Despite the tough talk, and significant investment, the government last week confirmed that the FSA will be disbanded by 2012 and in the process its e?nforcement function will be ceded to a new Economic Crime Agency (ECA) that is still to be formed.
Specific details of the ECA are noticeably thin. The present thinking appears to be that it will involve merging the SFO, FSA enforcement and the Office of Fair Trading into one agency that will tackle bribery, fraud and insider trading. However, it is also possible that other agencies such as the City of London police fraud unit could similarly be included. The creation of an overarching agency, akin in some respects to the US Department of Justice, is in principle a sensible one. However, as is perhaps all too common with UK crime initiatives, the reality may not match the rhetoric.
A number of immediate questions arise, not least: who will lead the ECA? In recent months both the FSA and the SFO have engaged in something of a media turf war seemingly in an attempt to position themselves as the “toughest” agency and so the natural lead for the new ECA. Leaving aside the unedifying nature of enforcement agencies trying to litigate through the press, can either body really claim to be any more effective than the other? The SFO has secured a number of high profile plea deals over the last year but is still to show that it can successfully prosecute a major corporate at trial.
LACK OF CONVICTIONS
The FSA has secured convictions after trial in a number of reasonably straightforward insider dealing prosecutions but failed recently in a more complicated case. In fact the trial judge initially ruled that the defendants had no case to answer before the Court of Appeal sent the matter back to the jury, which then promptly returned not guilty verdicts.

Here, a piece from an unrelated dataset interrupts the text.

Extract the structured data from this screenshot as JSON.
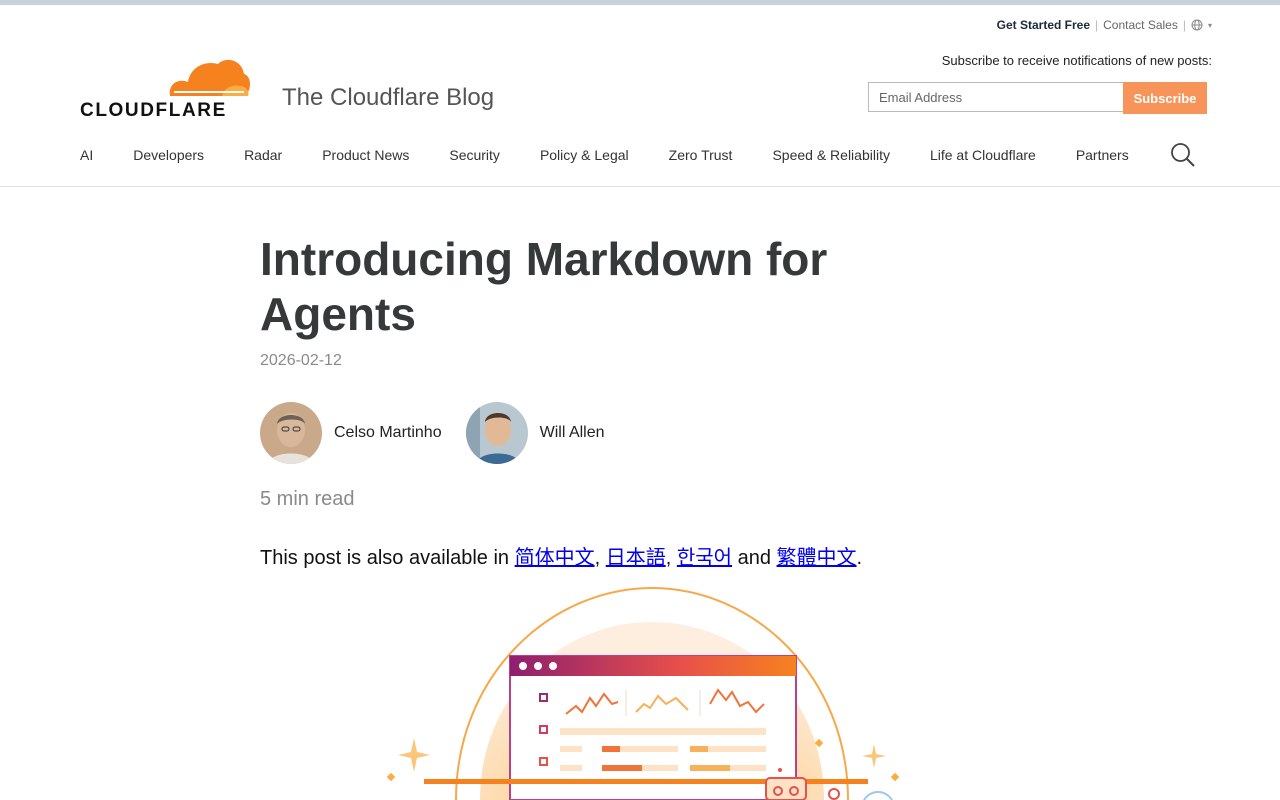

Leadership aside, critical to the effectiveness, or otherwise, of the ECA will be the resources that it is given. If the existing agencies are simply combined without being given additional funding the ECA could struggle to make any discernible impact. Even if it is given extra funding it may well find that many senior enforcement officers currently at the FSA do not move to the ECA.
Because the FSA is industry funded it has been able to recruit staff at pay levels that broadly reflect City rates and so significantly above the remuneration offered by government agencies such as the SFO. It is no accident that the FSA has been able to recruit a number of staff from the SFO; will those same staff be willing to return to government employ and the almost certain pay cut that will follow? If not, then despite the government’s good intentions, the ECA may be inadequate from the outset.
Detail as to how and when the ECA will operate is still awaited, but history has frequently shown that progress is not made by simply rebranding organisations. The SFO, FSA and most recently the OFT, with the collapse of the BA/Virgin price fixing trial, have struggled to prosecute complicated cases. The ECA is therefore likely to need something beyond the sum of all three agencies to succeed as an effective anti-fraud weapon. In the interim the City might not be as afraid as Mr Sants had hoped.